The arrival or encounter proper takes place at measures 15-17 (1:34-1:50). Such a beautiful moment! The mysterious music in measures 21-24 (2:13-2:38) perhaps represents the withdrawal of the god back into the sky. 

Let me compare this piece to two other “liturgical” pieces. In the work of Palestrina, the careful balance of dissonance and consonance gives the listener a sense of directionality. Whenever a dissonant interval is introduced, it awakens a desire that finds its temporary resolution in the following consonance. This practice develops within a religion that arises out of a certain “problematic,” the question of sin, alienation, and suffering, which have been overcome so as to point the way to a consummation in the Kingdom of Heaven.

Debussy’s style in the first Prelude abstains from functional dissonance. He uses clusters of notes, but often in such a way as to deepen musical color rather than to suggest an unfinished desire. This suggests a religion that is a mystical projection of simpler desires, not so obviously concerned with questions of justice and suffering.

The lack of any haste or drive in the piece suits the worship of Apollo. His cult was frequently contrasted in the 19th century (most famously by Nietzsche) with the Bacchic, frenetic, emotionally suffused worship of Dionysus. Three years after the publication of Debussy’s first book of Preludes, Stravinsky shocked the world with his very different depiction of pagan liturgy, the Dionysian Rite of Spring. 

The lack of haste suggests reverence and confident self-possession. How does our fast-paced society not only rob us of our personal dignity, but make it difficult for us to show reverence when it is time to pray? Does our rushing about constrain us by betraying a lack of confidence in God’s nearness? What can contemporary Catholic liturgy learn from Debussy’s imaginative scenario, which borrows from an earlier Catholic sensibility?

Might the addition of ceremony into more areas of life also introduce meaning? Many of my friends and family members who are tea drinkers attest to the importance of ceremony in brewing and drinking tea. Nearly everything in monastic life is ceremonialized. Is this a sign of a nervous, controlling culture? Or the expressed desire to encounter?

***

Note: I’ve linked Barenboim’s performance because his observance of Debussy’s instructions is the most scrupulous of the performances that I could find. However, it is always worthwhile to hear others’ interpretations. We should bear in mind that the performed piece is the best interpretation, and that my written comments are only meant to open the ear to the performers’ interpretations, and the eye to the world that inspired (in-spirited) both Debussy and his interpreters.

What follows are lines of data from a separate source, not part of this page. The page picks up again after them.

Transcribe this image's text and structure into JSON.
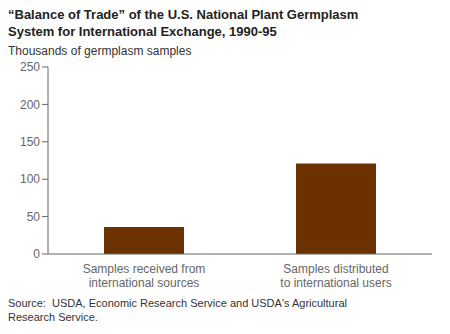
{
  "chart_data": {
    "type": "bar",
    "title": "“Balance of Trade” of the U.S. National Plant Germplasm\nSystem for International Exchange, 1990-95",
    "ylabel": "Thousands of germplasm samples",
    "categories": [
      "Samples received from\ninternational sources",
      "Samples distributed\nto international users"
    ],
    "values": [
      36,
      121
    ],
    "color": "#6B3200",
    "ylim": [
      0,
      250
    ],
    "yticks": [
      0,
      50,
      100,
      150,
      200,
      250
    ],
    "grid": false,
    "source": "Source:  USDA, Economic Research Service and USDA's Agricultural\nResearch Service."
  }
}
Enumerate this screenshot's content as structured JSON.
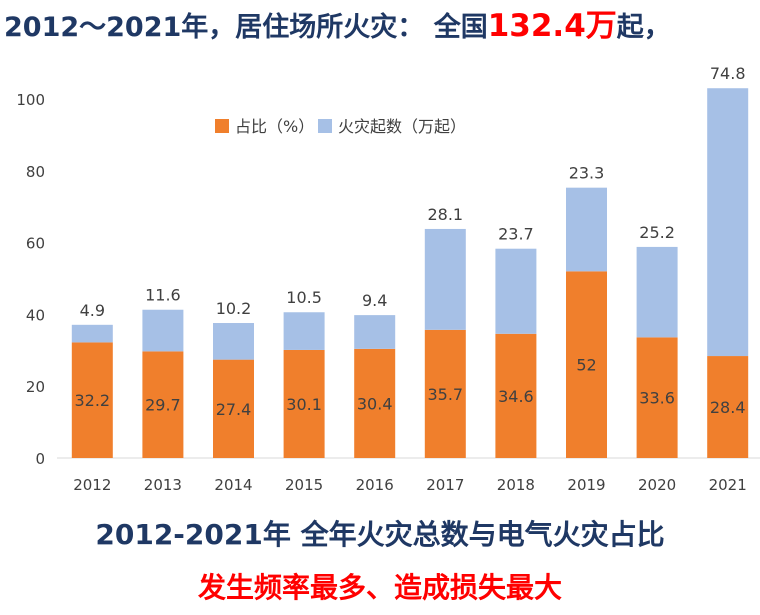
{
  "headline": {
    "prefix": "2012～2021年，居住场所火灾：  全国",
    "highlight": "132.4万",
    "suffix": "起，"
  },
  "captions": {
    "line1": "2012-2021年  全年火灾总数与电气火灾占比",
    "line2": "发生频率最多、造成损失最大"
  },
  "colors": {
    "bottom": "#f07f2c",
    "top": "#a6c0e6",
    "axis": "#d9d9d9",
    "label": "#404040"
  },
  "chart_data": {
    "type": "bar",
    "stacked": true,
    "categories": [
      "2012",
      "2013",
      "2014",
      "2015",
      "2016",
      "2017",
      "2018",
      "2019",
      "2020",
      "2021"
    ],
    "series": [
      {
        "name": "占比（%）",
        "values": [
          32.2,
          29.7,
          27.4,
          30.1,
          30.4,
          35.7,
          34.6,
          52,
          33.6,
          28.4
        ]
      },
      {
        "name": "火灾起数（万起）",
        "values": [
          4.9,
          11.6,
          10.2,
          10.5,
          9.4,
          28.1,
          23.7,
          23.3,
          25.2,
          74.8
        ]
      }
    ],
    "data_labels": {
      "bottom": [
        "32.2",
        "29.7",
        "27.4",
        "30.1",
        "30.4",
        "35.7",
        "34.6",
        "52",
        "33.6",
        "28.4"
      ],
      "top": [
        "4.9",
        "11.6",
        "10.2",
        "10.5",
        "9.4",
        "28.1",
        "23.7",
        "23.3",
        "25.2",
        "74.8"
      ]
    },
    "y_ticks": [
      "0",
      "20",
      "40",
      "60",
      "80",
      "100"
    ],
    "ylim": [
      0,
      100
    ],
    "legend": "top-left",
    "grid": false
  }
}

If you have the time, I recommend listening to each piece two or three times, perhaps in different versions.

 

Here is Palestrina’s most famous motet, on the text (apt, for this post) “As the hart desires after fountains, so my soul desires after You, O God.” The use of dissonance to suggest desire and resolution is clearest where the text anima mea (my soul) appears at 2:13. If you can read the music, you will see that the first syllable of anima is often tied over a barline. When the barline hits, a new note, dissonant with the one being held on anima, creating that sense of tension. Note that the resolution of anima is downward, creating a sense of rest and repose.